Emperyalizm, İslami kimliğini netleştirmesinden korktuğu, tabii kaynaklarını elinde tutmak istediği ve yeterince teslim alamadığı Müslümanları bazen askeri saldırılarla, sürekli olarak da ekonomik, kültürel, siyasi ve hukuki saldırılarla kuşatmaya çalışmaktadır. Emperyalizmin bu küresel kuşatması veya saldırıları karşısında kazanımlarımızı ve mevcudu korumak için yükseltilen mücadele, aynı zamanda Kur’ani bilinçlenme ve varoluş zemininin de savunulması anlamına gelmektedir. Bu savunma, yeri geldiğinde toplumsal muhalefeti etkin kılarak, yeri geldiğinde de silahla direnerek gerçekleşmektedir.
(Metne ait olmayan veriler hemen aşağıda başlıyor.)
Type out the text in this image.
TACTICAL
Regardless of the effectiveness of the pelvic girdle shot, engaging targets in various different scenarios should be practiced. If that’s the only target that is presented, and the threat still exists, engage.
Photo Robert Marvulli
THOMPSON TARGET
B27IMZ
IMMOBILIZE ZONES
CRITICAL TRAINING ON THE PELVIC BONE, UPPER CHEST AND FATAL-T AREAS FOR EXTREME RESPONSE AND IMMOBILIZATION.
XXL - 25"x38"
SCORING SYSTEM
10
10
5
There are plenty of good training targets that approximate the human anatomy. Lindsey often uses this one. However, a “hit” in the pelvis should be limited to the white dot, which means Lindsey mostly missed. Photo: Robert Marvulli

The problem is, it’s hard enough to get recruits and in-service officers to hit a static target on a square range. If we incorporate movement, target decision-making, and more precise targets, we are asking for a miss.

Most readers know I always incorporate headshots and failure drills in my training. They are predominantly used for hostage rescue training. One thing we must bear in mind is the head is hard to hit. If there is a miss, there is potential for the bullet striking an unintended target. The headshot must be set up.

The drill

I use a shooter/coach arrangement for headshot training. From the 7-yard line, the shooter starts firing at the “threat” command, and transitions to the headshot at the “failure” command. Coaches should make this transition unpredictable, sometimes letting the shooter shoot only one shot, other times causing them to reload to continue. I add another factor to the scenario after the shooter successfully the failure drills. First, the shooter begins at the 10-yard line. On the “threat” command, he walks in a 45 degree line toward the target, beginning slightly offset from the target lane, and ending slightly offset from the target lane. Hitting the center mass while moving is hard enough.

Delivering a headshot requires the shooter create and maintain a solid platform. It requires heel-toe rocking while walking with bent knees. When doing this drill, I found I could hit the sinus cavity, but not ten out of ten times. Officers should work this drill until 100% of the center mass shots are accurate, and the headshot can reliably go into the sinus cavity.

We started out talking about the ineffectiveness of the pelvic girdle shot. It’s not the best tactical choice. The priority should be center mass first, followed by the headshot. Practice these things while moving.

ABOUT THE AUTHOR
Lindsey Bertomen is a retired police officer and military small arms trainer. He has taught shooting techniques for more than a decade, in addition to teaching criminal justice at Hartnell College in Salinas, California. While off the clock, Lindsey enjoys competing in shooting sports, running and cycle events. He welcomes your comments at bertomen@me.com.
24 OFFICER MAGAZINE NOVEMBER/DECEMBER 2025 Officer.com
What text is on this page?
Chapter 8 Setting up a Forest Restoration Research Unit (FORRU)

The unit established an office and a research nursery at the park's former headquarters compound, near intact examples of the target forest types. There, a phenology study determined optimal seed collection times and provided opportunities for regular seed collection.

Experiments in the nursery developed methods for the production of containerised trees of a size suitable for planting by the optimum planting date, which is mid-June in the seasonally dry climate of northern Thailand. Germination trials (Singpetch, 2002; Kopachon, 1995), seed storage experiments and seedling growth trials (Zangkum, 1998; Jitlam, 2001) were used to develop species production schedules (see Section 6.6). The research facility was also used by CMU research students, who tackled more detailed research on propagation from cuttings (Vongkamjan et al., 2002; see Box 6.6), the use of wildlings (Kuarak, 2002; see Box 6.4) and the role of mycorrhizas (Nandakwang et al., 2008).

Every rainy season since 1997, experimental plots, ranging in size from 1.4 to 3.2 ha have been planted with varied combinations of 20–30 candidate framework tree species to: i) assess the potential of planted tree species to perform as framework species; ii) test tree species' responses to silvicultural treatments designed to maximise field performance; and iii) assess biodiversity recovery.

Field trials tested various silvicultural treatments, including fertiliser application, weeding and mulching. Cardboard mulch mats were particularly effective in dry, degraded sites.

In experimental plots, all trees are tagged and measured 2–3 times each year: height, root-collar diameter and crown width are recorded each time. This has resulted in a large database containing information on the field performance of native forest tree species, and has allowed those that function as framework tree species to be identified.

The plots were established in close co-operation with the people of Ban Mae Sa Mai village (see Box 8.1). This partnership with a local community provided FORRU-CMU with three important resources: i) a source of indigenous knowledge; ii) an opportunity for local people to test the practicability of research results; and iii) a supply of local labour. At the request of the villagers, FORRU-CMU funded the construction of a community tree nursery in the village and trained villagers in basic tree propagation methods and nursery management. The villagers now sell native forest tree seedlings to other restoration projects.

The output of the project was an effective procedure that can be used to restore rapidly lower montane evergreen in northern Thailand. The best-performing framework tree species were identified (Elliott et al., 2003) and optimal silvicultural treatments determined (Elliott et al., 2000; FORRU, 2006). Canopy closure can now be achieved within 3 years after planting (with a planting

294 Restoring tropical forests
Bu tarz, Senusi Ömer Muhtar hareketinden Aksa İntifadası’na uzanan bir intifada çizgisidir. Emperyalizmin küresel kuşatmasına karşı, bugün ifade etmek istediğimiz bu çizginin ifade kalıbı “Küresel İntifada”dır. “Küresel İntifada” şiarını, evrensel küfür güçlerinin, cahili tutum ve anlayışlarının kuşatması karşısında sürdürülen ıslah çabaları ve hareket süreçlerinin birbirlerine olan ihtiyaçlarını gözeterek kullanmaktayız. Ve küresel intifadayı, emperyalizmin yaşam biçimine, sosyal ve ekonomik yapısına, söz konusu olduğunda askeri saldırılarına karşı farklılık arz eden boyutlarıyla değerlendirmeliyiz. “Allah’ın insanların bir kısmını bir kısmı ile defetmesi olmasaydı, her halde içinde Allah’ın isminin çokça zikredildiği manastırlar, kiliseler, havralar, mescidler yıkılırdı..” (Hacc, 40) ayetinde kullanılan “de-fa-a” kökünden olan “defetme” ifadesi sadece cihadın sıcak çatışma/mukatele boyutunu ifade etmiyor. Aynı zamanda her türlü siyasi ve ideolojik baskıya karşı gösterilecek direnci de ifade ediyor.
|
Küresel intifada, hazarda ve seferde mücadelenin tek biçimine göre değil, farklı biçimlerine göre şekillenir. Bu açıdan Türkiye, Filistin, Irak veya İran’da küresel kapitalizme ve işbirlikçilerine karşı yürütülecek aynı zamanda birbirine katkı sağlayacak olan direniş biçimleri konumlarından ötürü tabii ki farklılık arz edecektir. Mücadelenin vahyi kimliğini, bölgesel konumunu, safhasını ve seyyaliyetini gözetmeyen tutumların, gösterilen tüm fedakarlıklara rağmen hayal kırıklığından ve sahih kazanımlara ket vurmaktan kurtulamayacağı unutulmamalıdır.